Section 3.7 talks about Redis, a high performance NoSQL data store. At Spark::red we have Redis deployed by several clients, and Oracle Coherence should be a similar application profile, so it’s an especially relevant benchmark for us. The network latency discussed earlier in section 3.5 rears its ugly head here, giving the VM based Redis server substantially worse throughput.
- 80% latency increase for single packet transactions
Block I/O Throughput
Section 3.6 covers the performance of block storage I/O, which is used for things like the SAN backing your Oracle Database cluster, a critical performance area for an ATG cluster. Again, while sequential reads and writes allow prefetching and caching to cover up the overhead of virtualization, a more realistic test involving random access reads, writes, and mixed I/O operations demonstrates a 50% performance penalty. Worse than that, due to the virtualization layer, CPU load is much higher on the KVM test, further reducing the available power for your applications. You can also see that not only is the latency twice as bad when virtualized under low loads, the latency penalty actually becomes much worse under higher loads, getting to 3x-4x worse than native.
- 50% performance decrease
Oracle Database Throughput
Section 3.8 covers MySQL performance. While the Oracle Database is obviously different than MySQL, they are similar products, with similar workloads, and similar resource utilization profiles. Therefore, when you see that KVM’s overhead is 40% or worse throughout the tests due to network and CPU overhead, you can imagine that you don’t want to run Oracle Database virtualized either.
- 40% KVM’s overhead
As the summary in Section 5 notes, “KVM is less suitable for workloads that are latency-sensitive or have high I/O rates. These overheads significantly impact the server applications we tested.” Oracle ATG Commerce applications, or really any eCommerce applications, are absolutely latency sensitive and high I/O. This backs up all of the data we’ve seen first hand as well as anecdotally. While there are some companies running their eCommerce platform on VMs, the performance impact, and additional hardware costs required to offset that impact, are a known downside. For most companies the upsides are either too few, or too difficult to practically take advantage of, for virtualization to be a viable solution. At least at this point in time.

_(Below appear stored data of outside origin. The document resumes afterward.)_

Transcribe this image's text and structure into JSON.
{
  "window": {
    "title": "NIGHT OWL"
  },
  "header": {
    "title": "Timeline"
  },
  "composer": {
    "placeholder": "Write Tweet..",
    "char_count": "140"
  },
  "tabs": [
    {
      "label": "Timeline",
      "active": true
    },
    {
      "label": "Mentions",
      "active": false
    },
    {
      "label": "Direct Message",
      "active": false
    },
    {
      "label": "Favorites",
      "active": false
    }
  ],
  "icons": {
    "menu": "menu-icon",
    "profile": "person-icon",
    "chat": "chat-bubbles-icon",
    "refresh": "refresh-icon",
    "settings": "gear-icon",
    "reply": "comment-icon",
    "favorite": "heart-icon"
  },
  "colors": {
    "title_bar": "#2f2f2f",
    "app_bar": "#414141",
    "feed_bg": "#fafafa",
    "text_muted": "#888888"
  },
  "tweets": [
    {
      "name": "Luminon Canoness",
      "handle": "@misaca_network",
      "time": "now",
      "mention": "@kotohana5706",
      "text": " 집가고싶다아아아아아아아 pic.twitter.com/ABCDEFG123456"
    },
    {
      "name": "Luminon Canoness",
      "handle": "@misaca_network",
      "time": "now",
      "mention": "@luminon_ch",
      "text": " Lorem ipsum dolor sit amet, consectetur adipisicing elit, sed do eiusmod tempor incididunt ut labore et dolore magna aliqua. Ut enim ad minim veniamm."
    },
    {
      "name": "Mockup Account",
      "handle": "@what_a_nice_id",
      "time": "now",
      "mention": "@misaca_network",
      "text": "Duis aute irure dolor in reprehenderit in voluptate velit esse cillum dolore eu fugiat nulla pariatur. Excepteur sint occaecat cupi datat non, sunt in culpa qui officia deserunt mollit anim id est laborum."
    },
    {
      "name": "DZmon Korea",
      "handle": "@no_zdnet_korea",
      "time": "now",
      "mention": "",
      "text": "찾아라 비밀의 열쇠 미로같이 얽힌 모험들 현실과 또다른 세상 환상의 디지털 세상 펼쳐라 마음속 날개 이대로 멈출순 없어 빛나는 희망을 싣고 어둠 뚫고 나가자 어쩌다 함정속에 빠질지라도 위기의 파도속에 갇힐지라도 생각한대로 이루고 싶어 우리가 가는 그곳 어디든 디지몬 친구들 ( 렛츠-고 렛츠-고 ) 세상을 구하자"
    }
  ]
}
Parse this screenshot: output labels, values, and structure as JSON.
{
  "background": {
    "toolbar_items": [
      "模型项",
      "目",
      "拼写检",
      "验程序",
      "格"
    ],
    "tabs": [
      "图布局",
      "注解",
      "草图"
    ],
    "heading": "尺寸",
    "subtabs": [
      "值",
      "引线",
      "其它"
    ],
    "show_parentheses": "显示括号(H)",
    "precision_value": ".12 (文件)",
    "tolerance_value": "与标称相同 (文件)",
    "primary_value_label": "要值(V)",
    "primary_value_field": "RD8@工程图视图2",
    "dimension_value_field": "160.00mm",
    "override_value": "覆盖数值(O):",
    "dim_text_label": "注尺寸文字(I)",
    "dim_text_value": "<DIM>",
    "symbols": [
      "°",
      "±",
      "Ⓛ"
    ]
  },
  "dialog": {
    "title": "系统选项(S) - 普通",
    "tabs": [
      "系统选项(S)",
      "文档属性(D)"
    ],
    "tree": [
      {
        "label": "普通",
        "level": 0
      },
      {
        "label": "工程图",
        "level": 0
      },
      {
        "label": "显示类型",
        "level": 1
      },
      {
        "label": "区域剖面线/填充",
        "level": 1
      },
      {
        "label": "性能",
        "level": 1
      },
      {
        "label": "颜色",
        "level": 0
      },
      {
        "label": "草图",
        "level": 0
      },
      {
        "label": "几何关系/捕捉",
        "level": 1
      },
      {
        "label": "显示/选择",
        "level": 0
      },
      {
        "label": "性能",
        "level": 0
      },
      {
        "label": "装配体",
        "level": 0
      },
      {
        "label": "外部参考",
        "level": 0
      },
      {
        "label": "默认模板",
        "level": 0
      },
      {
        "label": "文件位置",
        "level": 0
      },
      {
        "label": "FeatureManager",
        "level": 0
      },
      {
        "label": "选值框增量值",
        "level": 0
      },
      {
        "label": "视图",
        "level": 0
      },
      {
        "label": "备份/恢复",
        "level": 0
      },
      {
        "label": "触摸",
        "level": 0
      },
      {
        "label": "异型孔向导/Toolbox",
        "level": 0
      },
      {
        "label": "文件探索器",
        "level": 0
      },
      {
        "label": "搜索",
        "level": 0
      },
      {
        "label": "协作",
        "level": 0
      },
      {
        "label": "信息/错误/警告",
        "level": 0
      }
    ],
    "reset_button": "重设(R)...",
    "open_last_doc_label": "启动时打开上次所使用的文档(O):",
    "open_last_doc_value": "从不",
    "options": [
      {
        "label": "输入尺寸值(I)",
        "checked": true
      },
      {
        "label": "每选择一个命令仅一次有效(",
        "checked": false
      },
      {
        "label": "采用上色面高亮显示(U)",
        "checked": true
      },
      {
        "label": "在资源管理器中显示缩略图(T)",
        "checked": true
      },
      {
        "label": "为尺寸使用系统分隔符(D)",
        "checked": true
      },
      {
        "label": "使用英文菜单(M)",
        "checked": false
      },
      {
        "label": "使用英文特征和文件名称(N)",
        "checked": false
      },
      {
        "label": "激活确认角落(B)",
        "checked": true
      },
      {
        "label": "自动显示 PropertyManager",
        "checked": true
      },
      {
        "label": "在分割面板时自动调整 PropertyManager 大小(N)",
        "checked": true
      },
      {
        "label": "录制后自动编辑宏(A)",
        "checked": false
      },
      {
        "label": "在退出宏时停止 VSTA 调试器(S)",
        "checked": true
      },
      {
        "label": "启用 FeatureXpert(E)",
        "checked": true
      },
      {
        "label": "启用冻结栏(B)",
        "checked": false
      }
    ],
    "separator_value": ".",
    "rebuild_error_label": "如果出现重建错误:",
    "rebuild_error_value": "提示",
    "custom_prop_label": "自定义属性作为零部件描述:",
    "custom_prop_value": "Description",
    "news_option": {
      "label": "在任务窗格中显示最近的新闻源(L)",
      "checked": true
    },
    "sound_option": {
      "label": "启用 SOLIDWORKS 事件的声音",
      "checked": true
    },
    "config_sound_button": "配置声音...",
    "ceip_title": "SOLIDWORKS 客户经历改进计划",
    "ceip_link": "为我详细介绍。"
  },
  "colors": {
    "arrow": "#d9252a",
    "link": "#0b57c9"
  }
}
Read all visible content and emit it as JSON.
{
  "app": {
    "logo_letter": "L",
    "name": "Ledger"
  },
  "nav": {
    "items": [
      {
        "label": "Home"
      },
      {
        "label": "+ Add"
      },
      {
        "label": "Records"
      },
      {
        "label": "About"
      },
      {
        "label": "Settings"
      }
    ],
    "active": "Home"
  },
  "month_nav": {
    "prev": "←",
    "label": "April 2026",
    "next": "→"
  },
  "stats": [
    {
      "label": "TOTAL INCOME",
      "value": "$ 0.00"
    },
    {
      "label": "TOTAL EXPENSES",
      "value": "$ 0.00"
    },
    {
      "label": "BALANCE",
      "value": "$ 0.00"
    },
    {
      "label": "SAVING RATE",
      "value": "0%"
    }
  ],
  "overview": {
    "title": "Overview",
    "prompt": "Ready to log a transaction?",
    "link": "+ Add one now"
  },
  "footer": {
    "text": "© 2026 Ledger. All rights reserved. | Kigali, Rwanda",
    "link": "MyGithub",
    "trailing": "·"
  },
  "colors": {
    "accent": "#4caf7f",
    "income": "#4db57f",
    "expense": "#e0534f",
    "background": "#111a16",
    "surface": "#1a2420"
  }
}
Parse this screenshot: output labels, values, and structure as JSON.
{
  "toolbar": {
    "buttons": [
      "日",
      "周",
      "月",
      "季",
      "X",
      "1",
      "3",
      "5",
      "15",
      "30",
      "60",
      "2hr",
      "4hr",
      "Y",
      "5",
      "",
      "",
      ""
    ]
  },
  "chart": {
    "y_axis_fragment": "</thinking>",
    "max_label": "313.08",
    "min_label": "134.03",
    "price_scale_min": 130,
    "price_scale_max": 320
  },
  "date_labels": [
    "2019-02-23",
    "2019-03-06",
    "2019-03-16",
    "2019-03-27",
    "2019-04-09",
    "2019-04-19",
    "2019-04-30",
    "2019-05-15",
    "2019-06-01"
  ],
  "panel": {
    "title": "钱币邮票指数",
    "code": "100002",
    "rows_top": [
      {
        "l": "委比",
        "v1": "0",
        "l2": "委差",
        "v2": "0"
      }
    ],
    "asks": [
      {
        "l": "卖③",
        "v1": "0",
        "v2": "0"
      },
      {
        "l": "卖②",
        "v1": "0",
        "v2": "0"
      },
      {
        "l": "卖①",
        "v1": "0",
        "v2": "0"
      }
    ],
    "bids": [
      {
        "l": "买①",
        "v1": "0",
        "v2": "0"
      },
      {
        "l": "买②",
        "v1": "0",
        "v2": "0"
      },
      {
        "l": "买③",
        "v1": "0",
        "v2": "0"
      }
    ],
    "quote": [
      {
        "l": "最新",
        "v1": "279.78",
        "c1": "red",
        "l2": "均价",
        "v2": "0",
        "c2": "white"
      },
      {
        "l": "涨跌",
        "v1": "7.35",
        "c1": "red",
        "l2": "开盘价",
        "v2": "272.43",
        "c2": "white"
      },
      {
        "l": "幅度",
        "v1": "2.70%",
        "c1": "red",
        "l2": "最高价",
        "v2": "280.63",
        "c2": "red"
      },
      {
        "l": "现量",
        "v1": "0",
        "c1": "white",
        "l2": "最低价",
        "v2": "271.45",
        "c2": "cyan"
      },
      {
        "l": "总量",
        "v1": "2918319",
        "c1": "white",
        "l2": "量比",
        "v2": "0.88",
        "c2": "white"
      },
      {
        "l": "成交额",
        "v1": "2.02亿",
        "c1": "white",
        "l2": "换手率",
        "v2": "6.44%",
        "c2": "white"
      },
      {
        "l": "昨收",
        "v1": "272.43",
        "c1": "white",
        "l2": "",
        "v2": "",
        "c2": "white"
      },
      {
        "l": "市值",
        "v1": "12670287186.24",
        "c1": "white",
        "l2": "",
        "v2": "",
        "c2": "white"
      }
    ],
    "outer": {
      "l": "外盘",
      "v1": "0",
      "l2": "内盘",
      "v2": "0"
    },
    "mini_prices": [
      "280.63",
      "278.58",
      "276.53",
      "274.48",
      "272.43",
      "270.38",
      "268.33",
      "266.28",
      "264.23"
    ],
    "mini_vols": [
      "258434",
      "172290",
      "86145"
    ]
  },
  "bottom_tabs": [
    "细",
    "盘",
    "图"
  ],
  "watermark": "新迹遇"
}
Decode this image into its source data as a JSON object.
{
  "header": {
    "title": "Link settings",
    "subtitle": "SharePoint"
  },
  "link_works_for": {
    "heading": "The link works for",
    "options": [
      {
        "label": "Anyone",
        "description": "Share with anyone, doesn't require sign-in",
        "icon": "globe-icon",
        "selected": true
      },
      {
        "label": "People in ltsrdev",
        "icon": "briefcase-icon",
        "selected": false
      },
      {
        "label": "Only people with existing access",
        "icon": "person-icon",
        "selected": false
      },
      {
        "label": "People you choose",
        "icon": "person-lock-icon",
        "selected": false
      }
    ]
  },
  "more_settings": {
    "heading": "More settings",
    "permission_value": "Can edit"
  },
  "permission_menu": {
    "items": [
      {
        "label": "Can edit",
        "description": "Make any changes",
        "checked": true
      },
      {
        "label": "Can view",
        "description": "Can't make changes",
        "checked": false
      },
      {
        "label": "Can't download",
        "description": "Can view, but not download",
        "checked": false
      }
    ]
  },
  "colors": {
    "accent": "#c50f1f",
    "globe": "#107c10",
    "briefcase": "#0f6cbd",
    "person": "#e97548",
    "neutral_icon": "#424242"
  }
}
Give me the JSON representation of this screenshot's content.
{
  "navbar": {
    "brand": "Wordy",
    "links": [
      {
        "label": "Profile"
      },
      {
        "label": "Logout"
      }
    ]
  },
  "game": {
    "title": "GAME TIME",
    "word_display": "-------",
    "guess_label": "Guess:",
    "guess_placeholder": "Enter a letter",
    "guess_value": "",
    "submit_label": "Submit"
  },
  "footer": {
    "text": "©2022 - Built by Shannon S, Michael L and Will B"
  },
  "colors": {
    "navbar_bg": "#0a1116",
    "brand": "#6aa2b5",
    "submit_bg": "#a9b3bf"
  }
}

At Spark::red, far from being anti-VM or slow to embrace Cloud, we see great value in virtualization for some application types and workloads. And while we wish ATG was on this list, as it would make our lives easier in several ways, the reality is that ATG is a poor fit for virtualization at this time. The performance, security, and cost overheads when added to the complexities around adding or removing ATG servers from a cluster mean that for most companies, our best practices are still to utilize dedicated hardware.